Hogan also announced that Maryland’s first child to contract the disease is a five-year-old girl in Howard County.
Over the past two days, the Maryland Department of Health reported the number of positive cases in Maryland has grown by 88%, to 107 Thursday morning. In Baltimore City, the number of confirmed positive cases grew from five to eight. There are 12 positive cases in Baltimore County.
Very Little Testing
That said, those numbers are the product of only limited testing throughout the state.
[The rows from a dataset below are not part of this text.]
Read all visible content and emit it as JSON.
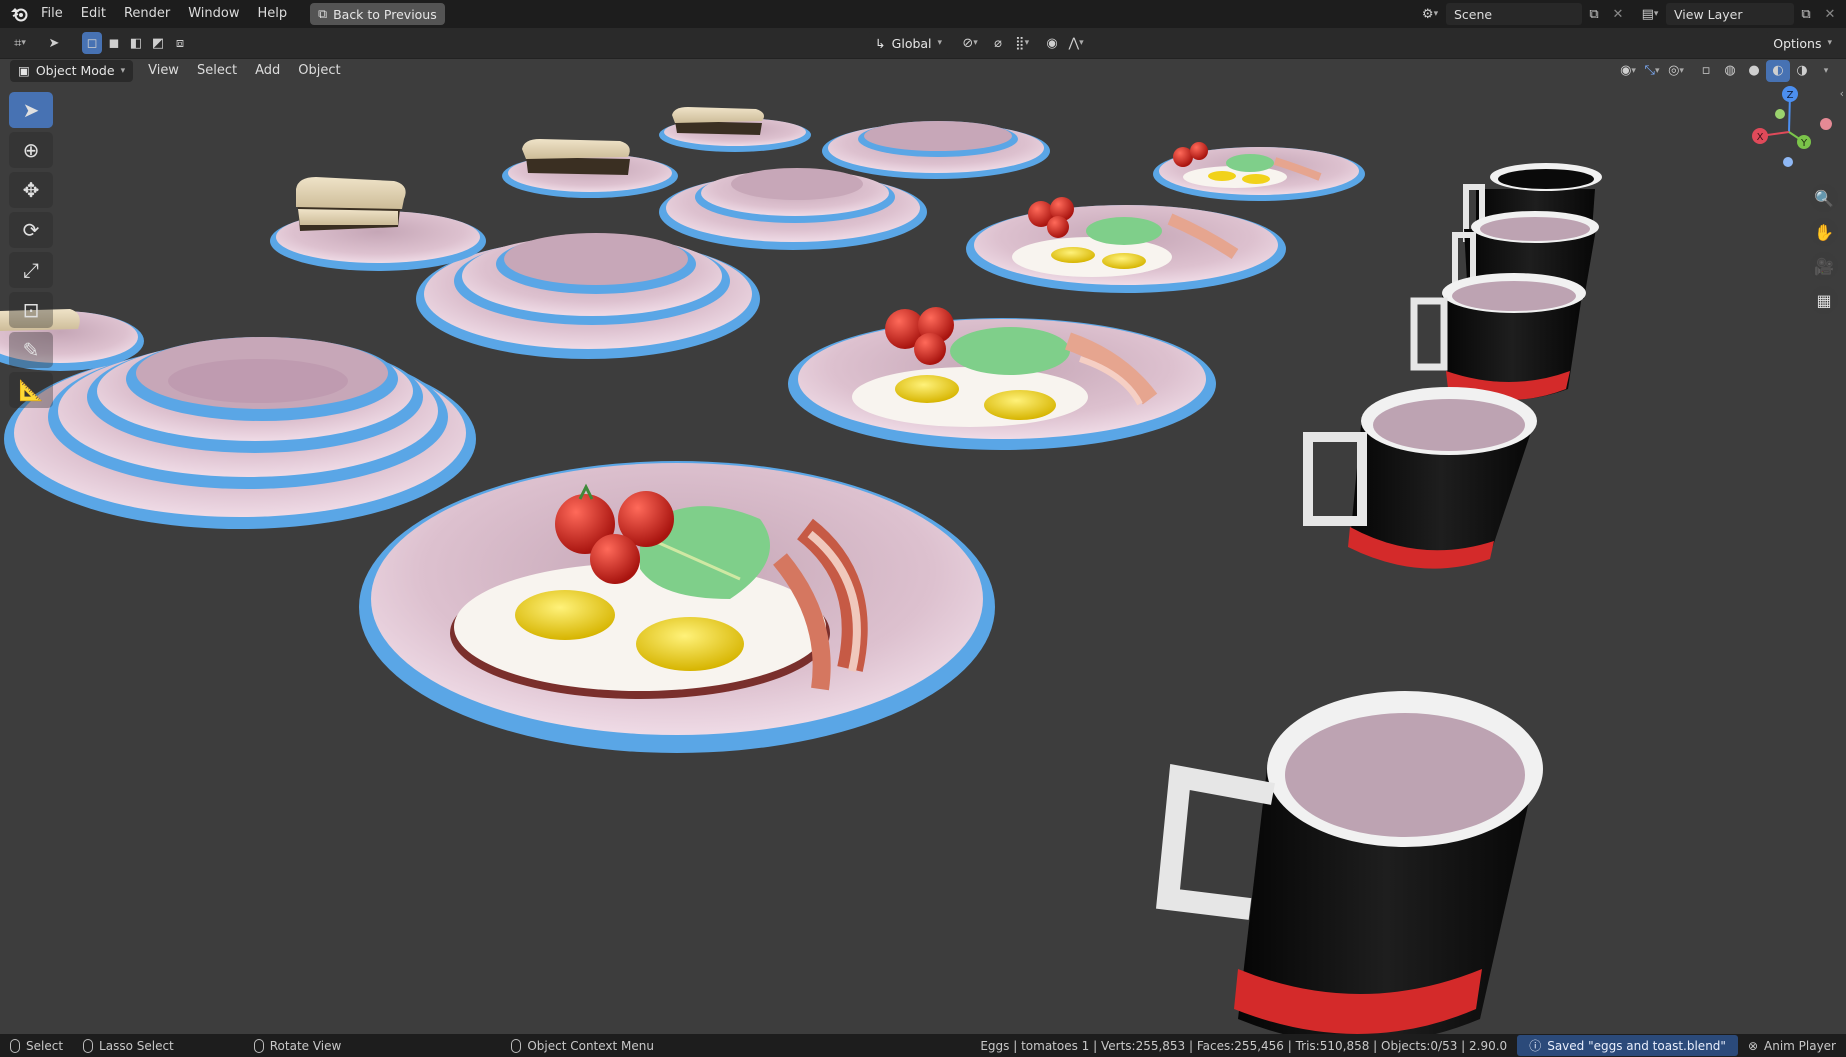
{
  "app": {
    "logo_icon": "blender-logo-icon"
  },
  "topbar": {
    "menus": [
      {
        "label": "File"
      },
      {
        "label": "Edit"
      },
      {
        "label": "Render"
      },
      {
        "label": "Window"
      },
      {
        "label": "Help"
      }
    ],
    "back_button": "Back to Previous",
    "scene_field": "Scene",
    "view_layer_field": "View Layer"
  },
  "toolbar": {
    "orientation": "Global",
    "options": "Options"
  },
  "header": {
    "mode": "Object Mode",
    "menus": [
      {
        "label": "View"
      },
      {
        "label": "Select"
      },
      {
        "label": "Add"
      },
      {
        "label": "Object"
      }
    ]
  },
  "tools": [
    "select-box-icon",
    "cursor-icon",
    "move-icon",
    "rotate-icon",
    "scale-icon",
    "transform-icon",
    "annotate-icon",
    "measure-icon"
  ],
  "gizmo": {
    "x": "X",
    "y": "Y",
    "z": "Z"
  },
  "statusbar": {
    "select": "Select",
    "lasso": "Lasso Select",
    "rotate": "Rotate View",
    "context": "Object Context Menu",
    "stats": "Eggs | tomatoes 1 | Verts:255,853 | Faces:255,456 | Tris:510,858 | Objects:0/53 | 2.90.0",
    "saved": "Saved \"eggs and toast.blend\"",
    "anim_player": "Anim Player"
  },
  "colors": {
    "accent": "#4772b3",
    "plate_rim": "#5aa6e6",
    "plate_body": "#d9b9c8",
    "mug_red": "#d42a2a"
  }
}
Maryland’s and Baltimore City’s health departments are not conducting tests or reporting how many tests have been conducted by other organizations.
Their leaders have said there are not enough tests available for people at low risk.
“Laboratories are working rapidly to increase the capacity to do testing,” an FAQ on the state’s coronavirus-specific site reads. “The availability of testing will expand as more testing supplies become available.”
Hogan took further action to “flatten the curve,” or slow the spread, of coronavirus, ordering that shopping malls and other retailers close at 5 p.m. today.
He said he is working to increase hospital capacity by 6,000 beds, and is using his leverage as chair of the National Governors Association to ask for more action from Congress and the Trump Administration.
“Despite all of our repeated warnings for weeks, and in spite of the rapid escalation of this crisis across our state, the nation, and the world, some people are treating this like a vacation or a spring break with parties, cookouts, and large gatherings,” Hogan said.
“Let me be very clear—if you are engaged in this type of activity, you are in violation of state law and you are endangering the lives of your fellow Marylanders,” he warned.
Mayor Bernard C. “Jack” Young on Wednesday declared a local state of emergency, allowing the city to spend money to combat the virus more easily.
In Baltimore, the library will be closed at least through March 30th, and all programming at rec and senior centers has been cancelled. Many rec centers are open with food from 2-7; many schools and rec centers are open 10-2 for students to pick up homework packets and free meals.